Communiqué sur le sujet d’explication de texte donné à l’épreuve de philosophie du baccalauréat, en série scientifique (S), pour la session de juin 2017

samedi 17 juin 2017, par Acireph

Communiqué

La stupéfaction, l’accablement ou la colère. C’est ce que de nombreux professeurs ont éprouvé en découvrant le texte de Michel Foucault proposé comme troisième sujet au baccalauréat de philosophie 2017 en série scientifique (métropole). Qui peut sérieusement croire qu’un élève de série S, après quelques mois de philosophie, est en mesure de comprendre et d’expliquer un texte si allusif, connoté et obscur ? Ce sujet sape tous les efforts qui auraient été fournis, tant par les élèves que par leurs professeurs, pour apprendre à expliquer philosophiquement un texte. Beaucoup d’élèves se demanderont : pourquoi faire des efforts en philosophie ? Aggravant le préjugé qu’en « philo, c’est la loterie ».

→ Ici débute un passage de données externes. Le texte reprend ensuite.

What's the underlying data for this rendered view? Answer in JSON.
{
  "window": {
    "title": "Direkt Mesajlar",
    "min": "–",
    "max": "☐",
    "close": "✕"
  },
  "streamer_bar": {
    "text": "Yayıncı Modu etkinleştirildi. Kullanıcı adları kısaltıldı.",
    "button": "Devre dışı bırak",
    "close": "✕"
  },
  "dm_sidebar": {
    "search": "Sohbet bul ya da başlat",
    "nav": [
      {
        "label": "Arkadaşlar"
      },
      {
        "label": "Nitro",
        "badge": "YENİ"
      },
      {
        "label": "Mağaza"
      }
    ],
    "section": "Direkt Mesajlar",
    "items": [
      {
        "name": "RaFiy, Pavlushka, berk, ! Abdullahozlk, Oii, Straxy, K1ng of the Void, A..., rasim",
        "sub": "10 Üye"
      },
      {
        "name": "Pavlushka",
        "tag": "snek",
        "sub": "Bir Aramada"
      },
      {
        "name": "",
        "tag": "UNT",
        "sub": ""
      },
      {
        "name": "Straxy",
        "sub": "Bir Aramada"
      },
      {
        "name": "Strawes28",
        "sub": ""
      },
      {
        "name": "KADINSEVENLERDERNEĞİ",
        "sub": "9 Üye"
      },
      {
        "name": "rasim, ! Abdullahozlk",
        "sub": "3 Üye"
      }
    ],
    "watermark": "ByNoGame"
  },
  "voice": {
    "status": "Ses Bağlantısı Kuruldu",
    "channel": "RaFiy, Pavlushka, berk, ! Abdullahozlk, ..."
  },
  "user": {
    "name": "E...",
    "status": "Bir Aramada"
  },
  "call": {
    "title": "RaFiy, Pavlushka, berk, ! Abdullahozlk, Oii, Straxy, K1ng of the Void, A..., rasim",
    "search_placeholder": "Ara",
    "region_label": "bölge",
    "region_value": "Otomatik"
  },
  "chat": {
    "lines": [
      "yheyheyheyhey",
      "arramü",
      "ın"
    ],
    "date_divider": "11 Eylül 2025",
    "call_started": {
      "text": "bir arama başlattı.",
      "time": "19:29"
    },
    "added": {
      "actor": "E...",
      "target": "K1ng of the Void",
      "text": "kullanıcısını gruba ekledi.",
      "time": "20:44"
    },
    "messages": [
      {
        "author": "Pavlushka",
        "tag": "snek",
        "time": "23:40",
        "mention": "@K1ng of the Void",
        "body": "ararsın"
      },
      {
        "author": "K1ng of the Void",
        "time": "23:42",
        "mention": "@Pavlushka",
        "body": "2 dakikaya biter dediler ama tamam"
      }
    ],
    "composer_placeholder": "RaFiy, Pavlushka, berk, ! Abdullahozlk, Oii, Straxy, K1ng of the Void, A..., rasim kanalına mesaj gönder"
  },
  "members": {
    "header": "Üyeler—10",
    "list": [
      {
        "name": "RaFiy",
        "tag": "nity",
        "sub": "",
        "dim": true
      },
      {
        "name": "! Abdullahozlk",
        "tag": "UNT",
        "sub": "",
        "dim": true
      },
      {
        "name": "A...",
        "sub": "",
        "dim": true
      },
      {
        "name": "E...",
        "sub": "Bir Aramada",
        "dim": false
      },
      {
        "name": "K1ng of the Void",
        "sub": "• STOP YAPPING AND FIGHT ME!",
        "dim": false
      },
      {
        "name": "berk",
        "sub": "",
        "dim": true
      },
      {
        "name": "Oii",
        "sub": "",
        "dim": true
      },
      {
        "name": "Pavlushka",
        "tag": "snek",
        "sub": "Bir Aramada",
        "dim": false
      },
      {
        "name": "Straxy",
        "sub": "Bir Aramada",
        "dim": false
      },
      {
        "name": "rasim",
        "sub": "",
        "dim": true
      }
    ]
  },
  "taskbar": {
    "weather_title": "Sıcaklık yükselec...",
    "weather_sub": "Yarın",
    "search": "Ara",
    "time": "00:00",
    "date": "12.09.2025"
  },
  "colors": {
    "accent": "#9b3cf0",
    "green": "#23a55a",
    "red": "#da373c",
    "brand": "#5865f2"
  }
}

Pour ne pas pénaliser les candidats, les correcteurs sont par avance condamnés à mettre la moyenne à de laborieuses paraphrases n’ayant rien ou pratiquement rien saisi du sens et des enjeux du texte. On voudrait tourner en ridicule l’épreuve de philosophie du baccalauréat ou achever de la déconsidérer qu’on ne s’y prendrait pas autrement, et cela, au moment même où s’annonce une réforme des épreuves du baccalauréat.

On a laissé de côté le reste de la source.